1 box (12 ounce) Jumbo Pasta Shells
For the Sauce:
1/4 cup unsalted butter
2 cloves garlic, minced (1 teaspoon)
1/4 cup flour
3 cups whole milk or 1/2 and 1/2
1/2 teaspoon Frank's hot sauce
1 cup grated Parmesan cheese
For the Filling:
1 tablespoon olive oil
1/2 cup red pepper, finely diced
1/2 cup onion, finely diced
1 1/2 pounds boneless skinless chicken breast, cooked and diced
2 cups (8 ounces) shredded Italian Cheese Blend Cheeses,divided
1 container (7 ounces) Basil Pesto
1/2 teaspoon dried Oregano
Cook the pasta in boiling salted water until al dente. Drain and set aside.
For the sauce: While the pasta is cooking, melt the butter in a medium saucepan over medium heat. Add the garlic and saute for a minute or two until fragrant. Blend in the flour and continue cooking over medium heat for about 2 minutes until bubbly. Slowly add the whole milk or 1/2 and 1/2 along with the Frank's hot sauce. Bring to a boil, reduce the heat and simmer for 2 minutes. Remove from heat and stir in the grated Parmesan Cheese.
For the filling: Heat olive oil in a medium sized skillet, add red pepper and onion and saute for about 3 minutes until soft.
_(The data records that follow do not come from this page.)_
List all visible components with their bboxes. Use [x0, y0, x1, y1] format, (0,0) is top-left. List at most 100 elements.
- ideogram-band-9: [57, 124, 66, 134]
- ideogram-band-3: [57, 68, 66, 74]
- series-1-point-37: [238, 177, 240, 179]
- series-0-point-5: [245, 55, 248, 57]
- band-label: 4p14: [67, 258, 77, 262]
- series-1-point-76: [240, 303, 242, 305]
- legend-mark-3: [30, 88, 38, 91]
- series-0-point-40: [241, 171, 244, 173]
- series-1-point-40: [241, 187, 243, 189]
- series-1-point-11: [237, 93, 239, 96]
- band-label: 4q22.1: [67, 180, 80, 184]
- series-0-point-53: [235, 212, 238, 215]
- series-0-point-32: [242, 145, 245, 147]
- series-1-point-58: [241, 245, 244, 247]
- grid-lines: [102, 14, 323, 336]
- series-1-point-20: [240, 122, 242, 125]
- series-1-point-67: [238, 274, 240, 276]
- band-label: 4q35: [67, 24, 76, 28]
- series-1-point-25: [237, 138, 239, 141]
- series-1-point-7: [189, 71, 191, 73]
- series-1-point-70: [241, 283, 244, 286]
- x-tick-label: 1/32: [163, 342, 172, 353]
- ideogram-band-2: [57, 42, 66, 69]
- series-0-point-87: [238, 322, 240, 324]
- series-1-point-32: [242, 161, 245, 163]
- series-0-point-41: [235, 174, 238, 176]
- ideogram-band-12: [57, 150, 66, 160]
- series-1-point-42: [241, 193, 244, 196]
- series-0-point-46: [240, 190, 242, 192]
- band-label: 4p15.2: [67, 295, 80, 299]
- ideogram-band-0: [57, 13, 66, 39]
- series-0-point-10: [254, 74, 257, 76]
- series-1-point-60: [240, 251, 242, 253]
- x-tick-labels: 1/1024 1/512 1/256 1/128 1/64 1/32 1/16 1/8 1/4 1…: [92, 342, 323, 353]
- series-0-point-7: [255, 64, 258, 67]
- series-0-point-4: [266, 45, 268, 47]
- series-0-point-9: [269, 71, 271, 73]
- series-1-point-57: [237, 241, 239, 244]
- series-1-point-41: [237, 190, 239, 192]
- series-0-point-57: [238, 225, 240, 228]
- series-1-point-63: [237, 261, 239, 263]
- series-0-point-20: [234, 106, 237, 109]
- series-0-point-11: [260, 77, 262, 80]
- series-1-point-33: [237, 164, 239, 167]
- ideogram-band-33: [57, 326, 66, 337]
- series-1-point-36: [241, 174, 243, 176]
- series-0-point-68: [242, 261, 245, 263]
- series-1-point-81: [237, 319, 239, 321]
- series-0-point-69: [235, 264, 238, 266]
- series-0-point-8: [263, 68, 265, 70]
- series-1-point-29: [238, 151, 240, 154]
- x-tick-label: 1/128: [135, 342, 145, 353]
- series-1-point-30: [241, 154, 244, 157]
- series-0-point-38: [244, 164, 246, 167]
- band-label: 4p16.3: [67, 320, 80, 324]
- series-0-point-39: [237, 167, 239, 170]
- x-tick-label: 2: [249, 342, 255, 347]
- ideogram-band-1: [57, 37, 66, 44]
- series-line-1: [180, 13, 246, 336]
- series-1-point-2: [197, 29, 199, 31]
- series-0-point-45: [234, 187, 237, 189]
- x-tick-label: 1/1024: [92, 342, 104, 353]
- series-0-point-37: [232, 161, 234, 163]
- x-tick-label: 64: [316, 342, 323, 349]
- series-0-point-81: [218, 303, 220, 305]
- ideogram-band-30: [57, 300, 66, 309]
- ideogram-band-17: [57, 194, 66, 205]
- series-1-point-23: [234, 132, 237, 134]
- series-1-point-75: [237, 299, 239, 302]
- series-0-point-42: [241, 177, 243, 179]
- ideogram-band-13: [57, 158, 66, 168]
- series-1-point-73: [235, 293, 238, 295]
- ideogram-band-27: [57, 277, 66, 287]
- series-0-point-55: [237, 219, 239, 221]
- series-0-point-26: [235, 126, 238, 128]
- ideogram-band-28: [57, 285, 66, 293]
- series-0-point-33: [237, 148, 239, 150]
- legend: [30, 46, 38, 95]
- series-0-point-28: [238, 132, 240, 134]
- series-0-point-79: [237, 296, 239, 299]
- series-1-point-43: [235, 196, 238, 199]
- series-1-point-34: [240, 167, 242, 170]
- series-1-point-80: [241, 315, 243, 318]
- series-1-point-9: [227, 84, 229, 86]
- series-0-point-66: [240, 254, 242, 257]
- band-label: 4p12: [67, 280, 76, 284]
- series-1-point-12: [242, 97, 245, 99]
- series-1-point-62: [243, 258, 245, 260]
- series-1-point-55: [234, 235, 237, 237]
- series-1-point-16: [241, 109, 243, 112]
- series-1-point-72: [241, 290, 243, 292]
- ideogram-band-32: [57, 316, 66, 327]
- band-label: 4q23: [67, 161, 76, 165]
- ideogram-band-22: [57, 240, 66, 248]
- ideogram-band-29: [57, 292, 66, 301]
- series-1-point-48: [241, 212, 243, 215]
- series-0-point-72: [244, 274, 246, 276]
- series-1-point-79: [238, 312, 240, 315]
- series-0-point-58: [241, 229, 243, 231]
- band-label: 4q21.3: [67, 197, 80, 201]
Mix sauteed vegetables with the chicken, 1 1/2 cups Italian Blend Cheese, basil pesto and oregano.
In a lightly greased casserole dish place about 1/2 cup of the sauce in the bottom of the dish. Fill the pasta shells with the filling and place in the dish. Spoon the Parmesan cheese sauce over the shells, cover the shells as much as possible with the sauce so they don't dry out when cooking. Sprinkle with remaining Italian Blend Cheese. Bake at 350 degrees for 30 minutes. Sprinkle with freshly minced Italian parsley if desired.